I was in the shower several weeks ago (in Stockholm, which is a long story, a long story involving me living in Stockholm), lathering up a gloopy handful of bright green shower gel, and I realised I'd got it all wrong. All of it! The greatest cultural achievement of recent years isn't a book, or a film, or an album, but artificial bubblegum scent. It's the smell of happiness. The smell of innocence. The natural world has nothing on it. It's like Proust's little cakes crossed with that time in the garage forecourt on a long hot summer car journey with your cousins, when someone bought a pack of apple flavour Hubba Bubba and you blew a perfect bubble for the first time in your life.
I was really pleased with myself for making this discovery, until about two days later when my boyfriend told me that he hated the bubblegum shower gel and it was the least sexy flavour of shower gel ever. I was crestfallen. A few days after that, we had a huge fight and he made me move out for a while to give him some space. (Space?! Space???!!) I'm not sure the two phenomena are necessarily linked, but it's important not to rule anything out in this life (as opposed to all those other lives you'll have, in the afterlife or on the surface of the sun).

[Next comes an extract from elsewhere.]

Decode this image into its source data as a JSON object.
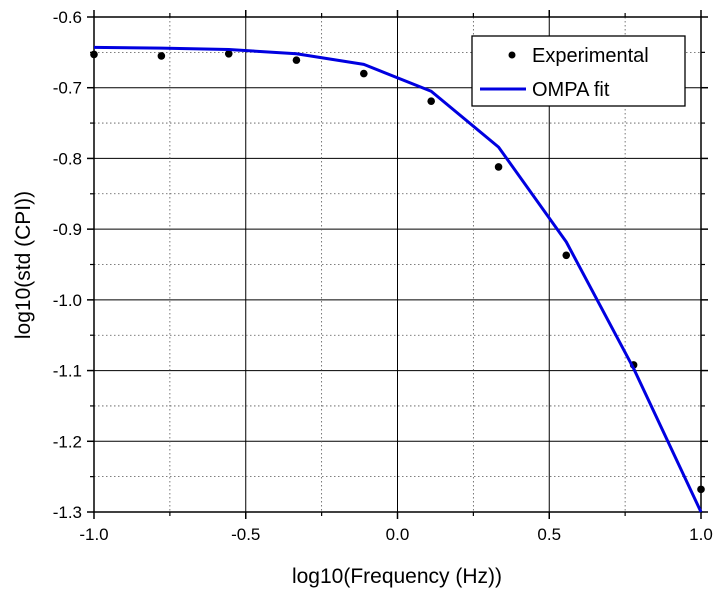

The smell of bubblegum: Loses points for lack of eroticism, but otherwise perfect. 8 out of 10
Proverbs were originally composed either by subsistence farmers – “don’t put your eggs in one basket”, “don’t count your chickens before they’re hatched” and so on – or Shakespeare. I was forced to go and watch Macbeth in a theatre the other weekend, and bits of it were quite good, even though it had actors in it, which is a shame. And it had a lot of proverbs that I thought were invented by subsistence farmers, but are actually by Shakespeare.
The Bible is another important source of proverbs, as when a bush burst into flames in the wilderness and advised Moses, “What you lose on the swings, you win on the roundabouts.”Many people believe that a judiciously applied proverb can help them win an argument, but they are wrong. What can sometimes work is saying something outrageous, but pretending you read it elsewhere, eg "I believe it was Oscar Wilde who observed that all people who wear lipliner are cunts" or "As far as household pets go, cats are better than dogs, as God said".
Proverbs: They eat the bread of wickedness, and drink the wine of violence. 6 out of 10.